Kopftuch: Deutschland könnte Ö-Modell übernehmen

Deutschland könnte die Österreich-Pläne für ein Kopftuchverbot an Kindergärten und Volksschulen übernehmen. Die Bundesarbeitsgemeinschaft der Immigrantenverbände (BAGIV) spricht sich für eine solche Maßnahme aus.

Entsprechende Pläne der Regierung in Österreich seien nachahmenswert, um muslimische Kleinkinder vor Diskriminierung zu schützen, so der Präsident der Arbeitsgemeinschaft, Ertan Toprak. „Es geht hier um eine Abwägung zwischen dem Erziehungsrecht und dem Kindeswohl“, fügte Toprak Montag in Berlin hinzu. Staat und Gesellschaft seien unbedingt verpflichtet, dem Kindeswohl Vorrang zu geben.

Für Kopftuch erst in Pubertät

„Immer mehr Eltern verschleiern ihre Kinder bereits Jahre vor der Pubertät und legen eine sehr extreme Interpretation der Religion an den Tag.“ Darüber dürfe ein freiheitlich-demokratischer Staat nicht weiter hinwegsehen. Toprak verwies darauf, dass nach dem Koran ein Kopftuch ohnehin erst in der Pubertät vorgeschrieben sei. Vor allem Kleinkinder müssten „vor dem religiösen Totalitarismus der Eltern geschützt werden“.

Von einer Religionsfreiheit könne hier gar keine Rede sein. Vielmehr würde die Religion instrumentalisiert und missbraucht, um die politische Dimension des Islam voranzubringen. An die Adresse der Politik sagt er: „Die Politiker sollten endlich die theoretischen Symboldebatten über den Islam beenden, und dem politischen Islam in der Praxis die Grenzen aufzeigen.“

FDP forderte Verbot

Bundeskanzler Sebastian Kurz (ÖVP) hatte Anfang April angekündigt, mit dem Kopftuchverbot könnten „Parallelgesellschaften“ vermieden werden. Zuletzt hatte FDP-Chef Christian Lindner ein Kopftuchverbot für Mädchen unter 14 Jahren in Deutschland gefordert.

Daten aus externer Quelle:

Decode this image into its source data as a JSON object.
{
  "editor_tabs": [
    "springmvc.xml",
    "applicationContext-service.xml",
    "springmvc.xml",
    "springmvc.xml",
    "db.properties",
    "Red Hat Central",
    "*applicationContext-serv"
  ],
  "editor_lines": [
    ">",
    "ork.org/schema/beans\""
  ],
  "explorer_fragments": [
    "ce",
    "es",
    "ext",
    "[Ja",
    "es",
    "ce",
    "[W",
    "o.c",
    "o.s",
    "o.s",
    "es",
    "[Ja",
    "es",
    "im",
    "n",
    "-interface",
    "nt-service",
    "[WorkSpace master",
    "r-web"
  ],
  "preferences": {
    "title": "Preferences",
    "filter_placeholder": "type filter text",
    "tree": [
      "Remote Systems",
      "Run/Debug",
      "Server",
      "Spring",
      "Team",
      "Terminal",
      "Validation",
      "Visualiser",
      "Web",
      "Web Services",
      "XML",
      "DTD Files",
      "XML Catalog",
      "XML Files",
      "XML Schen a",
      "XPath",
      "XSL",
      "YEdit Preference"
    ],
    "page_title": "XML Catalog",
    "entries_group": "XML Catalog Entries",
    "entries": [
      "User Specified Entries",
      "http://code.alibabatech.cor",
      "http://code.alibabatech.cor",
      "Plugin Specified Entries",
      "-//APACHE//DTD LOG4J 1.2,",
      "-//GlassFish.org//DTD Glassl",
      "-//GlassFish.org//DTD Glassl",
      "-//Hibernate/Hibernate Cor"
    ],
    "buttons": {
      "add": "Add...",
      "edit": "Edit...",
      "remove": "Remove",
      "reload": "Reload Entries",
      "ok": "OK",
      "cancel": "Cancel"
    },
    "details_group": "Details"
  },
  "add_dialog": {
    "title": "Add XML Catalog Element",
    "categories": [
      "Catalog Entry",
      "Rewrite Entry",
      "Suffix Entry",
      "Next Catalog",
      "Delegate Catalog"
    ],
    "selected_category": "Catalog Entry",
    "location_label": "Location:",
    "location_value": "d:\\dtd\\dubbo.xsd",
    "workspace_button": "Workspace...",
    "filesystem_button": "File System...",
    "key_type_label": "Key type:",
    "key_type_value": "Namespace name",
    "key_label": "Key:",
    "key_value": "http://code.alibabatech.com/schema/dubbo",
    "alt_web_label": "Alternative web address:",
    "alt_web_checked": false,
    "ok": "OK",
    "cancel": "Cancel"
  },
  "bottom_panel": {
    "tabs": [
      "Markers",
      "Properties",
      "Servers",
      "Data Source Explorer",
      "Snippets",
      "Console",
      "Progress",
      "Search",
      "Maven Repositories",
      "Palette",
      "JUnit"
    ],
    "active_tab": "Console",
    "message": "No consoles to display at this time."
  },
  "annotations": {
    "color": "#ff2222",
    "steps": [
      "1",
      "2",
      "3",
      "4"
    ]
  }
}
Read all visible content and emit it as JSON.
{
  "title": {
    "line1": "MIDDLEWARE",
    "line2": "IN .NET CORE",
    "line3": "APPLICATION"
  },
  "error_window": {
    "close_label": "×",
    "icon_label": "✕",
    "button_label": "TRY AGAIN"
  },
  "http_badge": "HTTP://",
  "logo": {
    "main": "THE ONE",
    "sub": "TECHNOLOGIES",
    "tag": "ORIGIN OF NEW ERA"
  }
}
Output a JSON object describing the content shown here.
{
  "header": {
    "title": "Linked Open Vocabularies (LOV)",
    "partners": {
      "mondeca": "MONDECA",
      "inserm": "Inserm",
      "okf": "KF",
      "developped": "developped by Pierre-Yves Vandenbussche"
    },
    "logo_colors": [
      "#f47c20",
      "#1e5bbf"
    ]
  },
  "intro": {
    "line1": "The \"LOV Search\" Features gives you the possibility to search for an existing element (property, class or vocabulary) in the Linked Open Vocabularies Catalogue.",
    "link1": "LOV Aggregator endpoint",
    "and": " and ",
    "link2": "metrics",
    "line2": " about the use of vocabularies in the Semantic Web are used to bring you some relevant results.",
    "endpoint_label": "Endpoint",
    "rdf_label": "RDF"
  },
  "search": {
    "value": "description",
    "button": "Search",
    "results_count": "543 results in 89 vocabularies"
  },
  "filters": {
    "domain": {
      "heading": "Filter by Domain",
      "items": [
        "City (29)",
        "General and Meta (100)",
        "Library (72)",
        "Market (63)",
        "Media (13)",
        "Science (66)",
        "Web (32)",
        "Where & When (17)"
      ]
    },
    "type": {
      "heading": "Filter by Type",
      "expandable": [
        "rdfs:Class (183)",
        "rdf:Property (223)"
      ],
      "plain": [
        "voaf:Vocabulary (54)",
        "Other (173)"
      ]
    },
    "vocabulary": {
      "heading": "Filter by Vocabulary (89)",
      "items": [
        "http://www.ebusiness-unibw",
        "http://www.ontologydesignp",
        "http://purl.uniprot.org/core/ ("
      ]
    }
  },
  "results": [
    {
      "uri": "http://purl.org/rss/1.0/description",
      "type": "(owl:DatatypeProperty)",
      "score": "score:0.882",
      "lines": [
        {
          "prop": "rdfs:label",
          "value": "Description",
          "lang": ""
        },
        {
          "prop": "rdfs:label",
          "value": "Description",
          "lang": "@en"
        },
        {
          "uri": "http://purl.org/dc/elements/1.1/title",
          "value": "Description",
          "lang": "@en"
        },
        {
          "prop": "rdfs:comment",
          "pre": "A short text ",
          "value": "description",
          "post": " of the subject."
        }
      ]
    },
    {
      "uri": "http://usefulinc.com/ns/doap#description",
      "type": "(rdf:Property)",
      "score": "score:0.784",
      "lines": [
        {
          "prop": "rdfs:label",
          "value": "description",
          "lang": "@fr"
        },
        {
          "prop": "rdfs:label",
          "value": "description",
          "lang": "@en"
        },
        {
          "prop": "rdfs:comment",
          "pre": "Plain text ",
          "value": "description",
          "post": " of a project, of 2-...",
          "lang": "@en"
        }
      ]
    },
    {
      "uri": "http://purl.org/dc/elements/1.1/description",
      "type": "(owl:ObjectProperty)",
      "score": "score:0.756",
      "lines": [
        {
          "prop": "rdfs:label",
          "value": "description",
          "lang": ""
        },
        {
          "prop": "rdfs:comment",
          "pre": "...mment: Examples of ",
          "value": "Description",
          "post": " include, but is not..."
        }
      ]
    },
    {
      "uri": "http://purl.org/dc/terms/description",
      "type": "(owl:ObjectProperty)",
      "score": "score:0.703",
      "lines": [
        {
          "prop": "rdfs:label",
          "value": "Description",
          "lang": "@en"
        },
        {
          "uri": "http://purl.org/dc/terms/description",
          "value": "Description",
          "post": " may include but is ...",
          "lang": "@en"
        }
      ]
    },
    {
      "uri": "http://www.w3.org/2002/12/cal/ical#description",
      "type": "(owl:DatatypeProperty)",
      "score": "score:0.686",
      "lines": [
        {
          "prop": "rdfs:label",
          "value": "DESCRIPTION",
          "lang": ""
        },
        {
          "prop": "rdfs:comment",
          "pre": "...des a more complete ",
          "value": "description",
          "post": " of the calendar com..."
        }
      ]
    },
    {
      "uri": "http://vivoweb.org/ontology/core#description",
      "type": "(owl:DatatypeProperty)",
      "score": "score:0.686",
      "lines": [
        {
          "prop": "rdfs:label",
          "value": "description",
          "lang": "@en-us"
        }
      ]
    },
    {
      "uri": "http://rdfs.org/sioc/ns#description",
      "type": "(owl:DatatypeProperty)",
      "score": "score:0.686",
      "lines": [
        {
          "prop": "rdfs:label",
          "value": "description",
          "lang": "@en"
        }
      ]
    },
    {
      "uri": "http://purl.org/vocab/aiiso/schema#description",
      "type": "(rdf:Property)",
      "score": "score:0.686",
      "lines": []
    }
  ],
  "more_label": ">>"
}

Ein solches Verbot sei verhältnismäßig und stärke die Persönlichkeitsentwicklung der Mädchen. „Es ist zugleich ein leider notwendiger Hinweis, dass unsere moderne Gesellschaft die individuelle Religionsfreiheit auch innerhalb von Familien verteidigt.“

Integrationsexperte beklagt aufgeheizte Debatte

Der Sachverständigenrat deutscher Stiftungen für Integration und Migration (SVR) beklagt die neuerliche Aufregung um das Kopftuch für junge Mädchen. „Das ist eine sehr aufgeheizte Diskussion“, sagte der stellvertretende Ratsvorsitzende Haci Halil Uslucan der Deutschen Presse-Agentur, wie diese am Montag vermeldete.

Das nordrhein-westfälische Integrationsministerium prüft aktuell ein Kopftuchverbot für muslimische Mädchen unter 14 Jahren. Mit dem 14. Geburtstag ist man in Deutschland religionsmündig. Jugendliche können dann selbst über ihre Religionszugehörigkeit entscheiden.

Uslucan, der in Essen Universitätsprofessor für Türkeistudien ist, betonte: „Aus religiöser islamischer Perspektive gibt es keinen Grund, vor dem Erreichen der Geschlechtsreife ein Kopftuch zu tragen.“

Religion als „zweite Haut“

Dass einige religiöse Eltern ihre Kinder trotzdem mit Kopftuch in die Schule und zum Teil sogar in den Kindergarten schickten, habe aber wohl das unausgesprochene Motiv, „dass das Kopftuch, wenn es die Mädchen schon sehr früh tragen, zum Habitus gehört, so dass sie es später im Teenageralter gar nicht mehr hinterfragen“. Die Religion werde so zu einer „zweiten Haut“, die man nicht mehr abstreift.

Dass heute mehr muslimische Eltern ihre Töchtern ermunterten, Kopftuch zu tragen, habe nicht nur mit der gestiegenen Zahl von Flüchtlingen aus islamischen Ländern zu tun, fügte Uslucan hinzu. Ein weiterer Faktor sei das heute größere Selbstbewusstsein der Migranten-Gemeinden.

„Die Muslime der Gastarbeitergeneration hätten es nicht gewagt, ihre Vorstellungen so selbstbewusst durchzusetzen wie heute die muslimischen Eltern der zweiten und dritten Generation.“ Das gelte sowohl für den islamischen Religionsunterricht als auch für das Kopftuch.